Zusammenfassung

 
Überblick
  • Aufgabe von Schutzeinrichtungen an Maschinen ist es, mögliche Gefährdung von Personen beim Umgang mit dem Arbeitsmittel durch geeignete technische Lösungen sicher zu verhindern.
  • Ältere Untersuchungen der Berufsgenossenschaften zeigen, dass 30 % aller Maschinen in Deutschland an den Schutzeinrichtungen manipuliert sind! Dementsprechend sind auch viele Unfälle an Produktionsmaschinen mit Personenschäden auf gezielte Manipulationen an den Schutzeinrichtungen zurückzuführen.
  • Manipulationshandlungen an Schutzeinrichtungen von Maschinen werden im handwerklichen und industriellen Umfeld häufig als Kavaliersdelikt und als relativ "normal" wahrgenommen.
  • Werden Maschinenunfälle unter dem Blickwinkel der Manipulation von Schutz- und Sicherheitseinrichtungen ausgewertet, zeigt sich enormer Handlungsbedarf zu diesem Thema.
  • Generell ist der Hersteller der Maschine verpflichtet, Maschinen so zu konstruieren, dass bei ordnungsgemäßer Aufstellung und Wartung und bestimmungsgemäßem Betrieb die Sicherheit und die Gesundheit von Personen und Gütern nicht gefährdet wird. Viele Maschinen sind aber mangelhaft konstruiert und haben schlecht durchdachte Bedienkonzepte. Dies führt dazu, dass Mitarbeiter Schutzeinrichtungen manipulieren, um so eine einfachere Bedienung zu erreichen.
  • Auch wenn die Maschine allen Bau- und Ausrüstungsbestimmungen entspricht, sind Sie als Betreiber nicht aus der Verantwortung entlassen. Das bedeutet: Wird vor Ort festgestellt, dass Schutzeinrichtungen von Beschäftigten manipuliert werden, muss das von den Verantwortlichen sehr ernst genommen und darf auf keinen Fall geduldet werden.
  • Besonders kritisch wird es, wenn die Umgehung von Schutzmaßnahmen in die tägliche Routine Einzug gehalten hat und diese Praktiken von den Erfahrungsträgern auch noch an Betriebsneulinge beim Anlernen weitergegeben werden.
  • Vernünftige Bedienkonzepte der Hersteller für allen Betriebsarten und zusätzliche technischen Schutzmaßnahmen können helfen, Manipulationen zu verhindern.

1 Details

1.1 Definition

Manipulation (lat. manipulus: handvoll) bedeutet eigentlich in der deutschen Sprache "kunstgerechter Handgriff". Im Zusammenhang mit Schutzeinrichtungen versteht man darunter allerdings im negativen Sinn das "Umgehen von Schutzeinrichtungen auf einfache Weise".
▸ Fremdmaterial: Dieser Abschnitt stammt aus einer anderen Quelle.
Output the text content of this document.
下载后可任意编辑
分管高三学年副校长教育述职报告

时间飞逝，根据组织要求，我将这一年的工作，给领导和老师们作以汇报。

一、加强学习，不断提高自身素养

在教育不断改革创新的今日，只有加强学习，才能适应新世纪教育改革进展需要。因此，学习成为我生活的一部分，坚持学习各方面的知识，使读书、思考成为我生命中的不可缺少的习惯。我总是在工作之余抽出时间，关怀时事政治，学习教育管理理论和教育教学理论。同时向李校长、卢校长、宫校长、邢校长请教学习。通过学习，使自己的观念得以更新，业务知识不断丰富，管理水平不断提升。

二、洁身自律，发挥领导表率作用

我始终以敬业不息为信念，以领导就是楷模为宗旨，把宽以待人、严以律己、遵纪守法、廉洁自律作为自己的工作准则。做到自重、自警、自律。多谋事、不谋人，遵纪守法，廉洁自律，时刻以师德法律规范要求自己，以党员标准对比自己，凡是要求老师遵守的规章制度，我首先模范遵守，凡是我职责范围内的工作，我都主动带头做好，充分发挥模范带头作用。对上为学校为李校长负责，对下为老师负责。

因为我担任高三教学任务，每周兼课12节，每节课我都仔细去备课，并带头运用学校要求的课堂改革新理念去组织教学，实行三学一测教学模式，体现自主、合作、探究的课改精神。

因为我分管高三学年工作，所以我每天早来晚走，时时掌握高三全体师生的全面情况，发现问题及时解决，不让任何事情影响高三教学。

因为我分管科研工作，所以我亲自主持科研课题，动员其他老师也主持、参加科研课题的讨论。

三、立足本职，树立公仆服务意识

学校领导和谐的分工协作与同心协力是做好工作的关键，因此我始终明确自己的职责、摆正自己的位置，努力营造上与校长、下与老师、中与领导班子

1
Schutzeinrichtungen sind technische Lösungen der mittelbaren Sicherheitstechnik, mit denen eine mögliche Gefährdung von Personen beim Umgang mit Arbeitsmitteln sicher verhindert werden soll. Bei Schutzeinrichtungen werden trennende, nicht trennende, abweisende und Schutzeinrichtungen mit Annäherungsfunktion unterschieden.

Trennende Schutzeinrichtungen (z. B. Gehäuse, Schild, Abdeckung, Schirm, Tür, Verkleidung) stellen eine körperliche Sperre dar. Sie schützt als Teil einer Maschine den Bediener gegen Gefahren, die von der Maschine ausgehen.
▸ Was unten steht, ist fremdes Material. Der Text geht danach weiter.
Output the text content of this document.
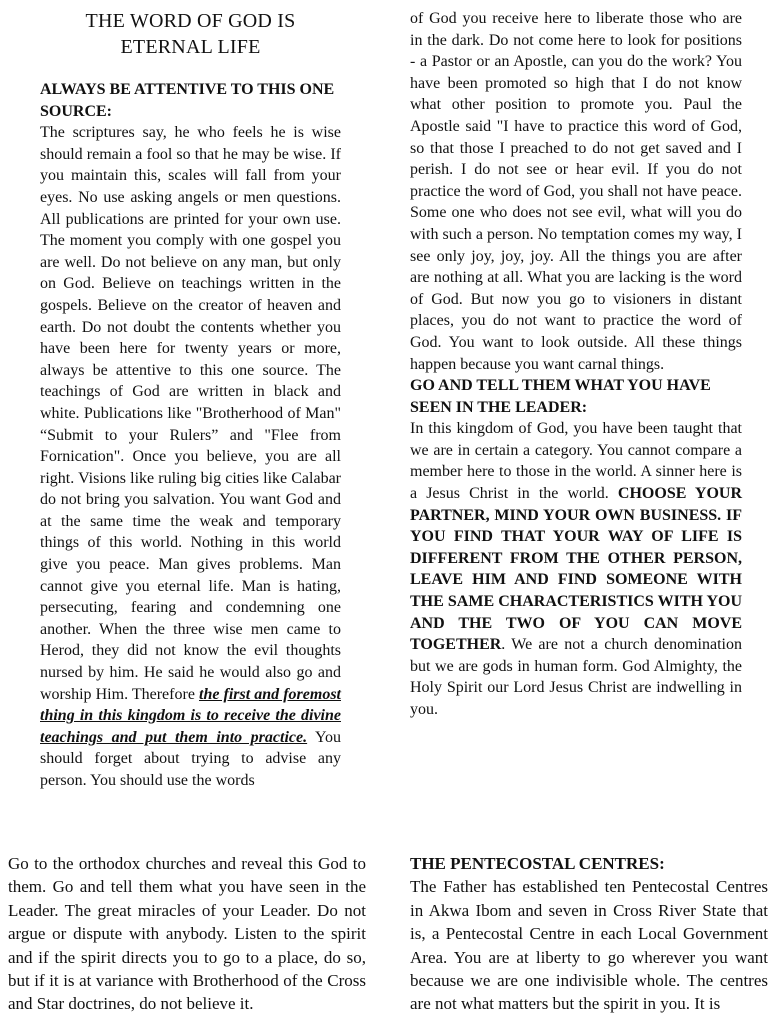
THE WORD OF GOD IS
ETERNAL LIFE
ALWAYS BE ATTENTIVE TO THIS ONE SOURCE:

The scriptures say, he who feels he is wise should remain a fool so that he may be wise. If you maintain this, scales will fall from your eyes. No use asking angels or men questions. All publications are printed for your own use. The moment you comply with one gospel you are well. Do not believe on any man, but only on God. Believe on teachings written in the gospels. Believe on the creator of heaven and earth. Do not doubt the contents whether you have been here for twenty years or more, always be attentive to this one source. The teachings of God are written in black and white. Publications like "Brotherhood of Man" “Submit to your Rulers” and "Flee from Fornication". Once you believe, you are all right. Visions like ruling big cities like Calabar do not bring you salvation. You want God and at the same time the weak and temporary things of this world. Nothing in this world give you peace. Man gives problems. Man cannot give you eternal life. Man is hating, persecuting, fearing and condemning one another. When the three wise men came to Herod, they did not know the evil thoughts nursed by him. He said he would also go and worship Him. Therefore the first and foremost thing in this kingdom is to receive the divine teachings and put them into practice. You should forget about trying to advise any person. You should use the words

of God you receive here to liberate those who are in the dark. Do not come here to look for positions - a Pastor or an Apostle, can you do the work? You have been promoted so high that I do not know what other position to promote you. Paul the Apostle said "I have to practice this word of God, so that those I preached to do not get saved and I perish. I do not see or hear evil. If you do not practice the word of God, you shall not have peace. Some one who does not see evil, what will you do with such a person. No temptation comes my way, I see only joy, joy, joy. All the things you are after are nothing at all. What you are lacking is the word of God. But now you go to visioners in distant places, you do not want to practice the word of God. You want to look outside. All these things happen because you want carnal things.

GO AND TELL THEM WHAT YOU HAVE SEEN IN THE LEADER:

In this kingdom of God, you have been taught that we are in certain a category. You cannot compare a member here to those in the world. A sinner here is a Jesus Christ in the world. CHOOSE YOUR PARTNER, MIND YOUR OWN BUSINESS. IF YOU FIND THAT YOUR WAY OF LIFE IS DIFFERENT FROM THE OTHER PERSON, LEAVE HIM AND FIND SOMEONE WITH THE SAME CHARACTERISTICS WITH YOU AND THE TWO OF YOU CAN MOVE TOGETHER. We are not a church denomination but we are gods in human form. God Almighty, the Holy Spirit our Lord Jesus Christ are indwelling in you.

Go to the orthodox churches and reveal this God to them. Go and tell them what you have seen in the Leader. The great miracles of your Leader. Do not argue or dispute with anybody. Listen to the spirit and if the spirit directs you to go to a place, do so, but if it is at variance with Brotherhood of the Cross and Star doctrines, do not believe it.

THE PENTECOSTAL CENTRES:

The Father has established ten Pentecostal Centres in Akwa Ibom and seven in Cross River State that is, a Pentecostal Centre in each Local Government Area. You are at liberty to go wherever you want because we are one indivisible whole. The centres are not what matters but the spirit in you. It is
Trennende Schutzeinrichtungen gibt es in folgenden Ausführungen:

  • feststehende trennende Schutzeinrichtung,
  • bewegliche trennende Schutzeinrichtung,
  • einstellbare trennende Schutzeinrichtung,
  • verriegelte trennende Schutzeinrichtung,
  • verriegelte trennende Schutzeinrichtung mit Zuhaltung,
  • trennende Schutzeinrichtung mit Startfunktion.
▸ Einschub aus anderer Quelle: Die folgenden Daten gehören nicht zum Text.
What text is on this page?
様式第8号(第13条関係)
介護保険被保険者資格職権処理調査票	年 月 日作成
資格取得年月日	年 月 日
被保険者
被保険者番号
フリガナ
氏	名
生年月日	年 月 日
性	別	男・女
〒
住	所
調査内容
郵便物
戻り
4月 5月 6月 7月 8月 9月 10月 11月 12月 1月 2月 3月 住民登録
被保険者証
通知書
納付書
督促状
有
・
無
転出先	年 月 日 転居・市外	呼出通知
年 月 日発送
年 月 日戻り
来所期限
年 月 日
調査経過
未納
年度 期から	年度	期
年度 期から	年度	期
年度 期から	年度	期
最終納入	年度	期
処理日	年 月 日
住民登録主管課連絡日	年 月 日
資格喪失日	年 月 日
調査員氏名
Nicht trennende Schutzeinrichtungen gibt es in folgenden Ausführungen:

  • Verriegelungseinrichtungen,
  • Zustimmungseinrichtung,
  • Steuereinrichtung mit selbsttätiger Rückstellung,
  • Zweihandschaltung,
  • sensitive Schutzeinrichtung (SPE) für den Nachweis von Personen oder Körperteilen,
  • aktive optoelektronische Schutzeinrichtung (AOPD) mit Abtastfunktion,
  • durch Formschluss wirkende Schutzeinrichtung (z. B. Keil, Spindel, Strebe, Anschlag),
  • Begrenzungseinrichtung (z. B. gegen räumliche Grenze, Druckgrenze, Lastmomentgrenze),
  • Schrittschaltung.

Abweisende Schutzeinrichtungen sind körperliche Hindernisse (z. B. ein Geländer). Sie beschränken den Zugang zu einem Gefährdungsbereich, verhindern ihn aber nicht völlig.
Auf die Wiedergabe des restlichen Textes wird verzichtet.